Stacks and Time (or Time and Stacks, whichever…)

I am probably never going to read all the books I own.

The last few years I’ve been dealing more and more with that realization.  I have thousands, maybe several thousand, and the ones in the house are certainly not all that I’ve ever owned.  I have culled a few times over the years and I’ve slowed down acquiring new ones, but it’s a kind of compulsion.  I mentioned once in a post, I think, that owning books for me is a sign of wealth.  By that standard, I’m moderately well off.

Here’s the thing now.  I don’t read particularly fast.  I can be dogged, and from time to time manage to read a book in one day, but honestly my average lo these last few decades is about one or two a week.  This is down considerably from the few years between 16 and 19 when I could speed read.  I took a course in high school that increased my reading and comprehension to a ridiculous level.  The machine they used to bring us up to speed only tracked at two thousand words a minute and I went past that.  At peak, I was probably reading close to three thousand words a minute, which is about eight to ten pages, depending on typeface.  I was reading all my assignments in home room or study hall.  A book a day? How about an average SF novel in an hour or two?  I’ve talked about my senior year before, during which I cut maybe two thirds of it.  Most days I walked up the street to the local library and spent the day reading.  By the time I graduated high school I was reading a book a day there and another one at home in the evening.
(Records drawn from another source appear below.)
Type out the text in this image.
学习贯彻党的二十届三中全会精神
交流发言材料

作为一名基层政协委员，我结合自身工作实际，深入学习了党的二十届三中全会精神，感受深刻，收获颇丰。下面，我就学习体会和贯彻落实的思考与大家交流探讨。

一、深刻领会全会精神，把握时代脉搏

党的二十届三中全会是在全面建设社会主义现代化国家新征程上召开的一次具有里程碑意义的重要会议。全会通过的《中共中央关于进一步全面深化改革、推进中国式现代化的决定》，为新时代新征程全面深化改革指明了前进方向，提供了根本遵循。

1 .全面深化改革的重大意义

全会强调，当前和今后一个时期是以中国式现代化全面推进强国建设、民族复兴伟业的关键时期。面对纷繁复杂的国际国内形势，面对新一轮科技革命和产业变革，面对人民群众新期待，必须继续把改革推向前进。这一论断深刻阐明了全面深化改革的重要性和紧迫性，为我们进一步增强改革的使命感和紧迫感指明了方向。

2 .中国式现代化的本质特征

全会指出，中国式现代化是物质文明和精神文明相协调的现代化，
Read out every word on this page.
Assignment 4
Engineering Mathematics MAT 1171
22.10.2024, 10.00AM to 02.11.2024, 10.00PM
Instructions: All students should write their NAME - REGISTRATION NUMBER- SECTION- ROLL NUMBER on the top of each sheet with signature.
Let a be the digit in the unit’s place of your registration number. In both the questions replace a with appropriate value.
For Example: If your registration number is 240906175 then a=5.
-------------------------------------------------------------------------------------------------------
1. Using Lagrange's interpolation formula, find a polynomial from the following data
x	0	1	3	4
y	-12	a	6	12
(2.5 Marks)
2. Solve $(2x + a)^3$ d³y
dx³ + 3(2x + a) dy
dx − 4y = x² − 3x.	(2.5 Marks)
The problem with that is, I have pretty much forgotten all those books.

Oh, some of them stuck, certainly.  I went through most of the “classics” section at the library and I can conjure images from a good number of them, but the rest?  I know I read a great many ACE Doubles, a lot of Ballantine SF works, and so forth, and any number of detective and Other, but do I have any memory of them?

I post my reading lists on-line now.  I have two accounts, one at Shelfari and one at Goodreads.  You may notice that the numbers are different.  I did a much more thorough job of recovering lists of past reading for Goodreads, so there are several hundred more books there than Shelfari.  (I keep the Shelfari account because I’ve been participating in some of the discussion threads.)  Even so, the Goodreads list is incomplete—because I cannot remember all those books.  It lists about 2700 titles.  I conservatively estimate that this is short by nearly a thousand.  Partly, I’m making myself be honest.  I know of a couple of hundred titles that I did read, but I frankly can’t remember anything about them beyond the title (most of Thomas Hardy, a number Theodore Dreiser novels, Trollope, and the like) and so I won’t list them unless I either suddenly remember something about them or reread them.

Then there are all those paperbacks I flew through that I can’t even remember the titles.  Now and then, in conversation, one of them will pop up and I’ll have an “oh, yeah, that one” moment, but to be truthful I think a book should stick somewhere in your memory for you to claim it.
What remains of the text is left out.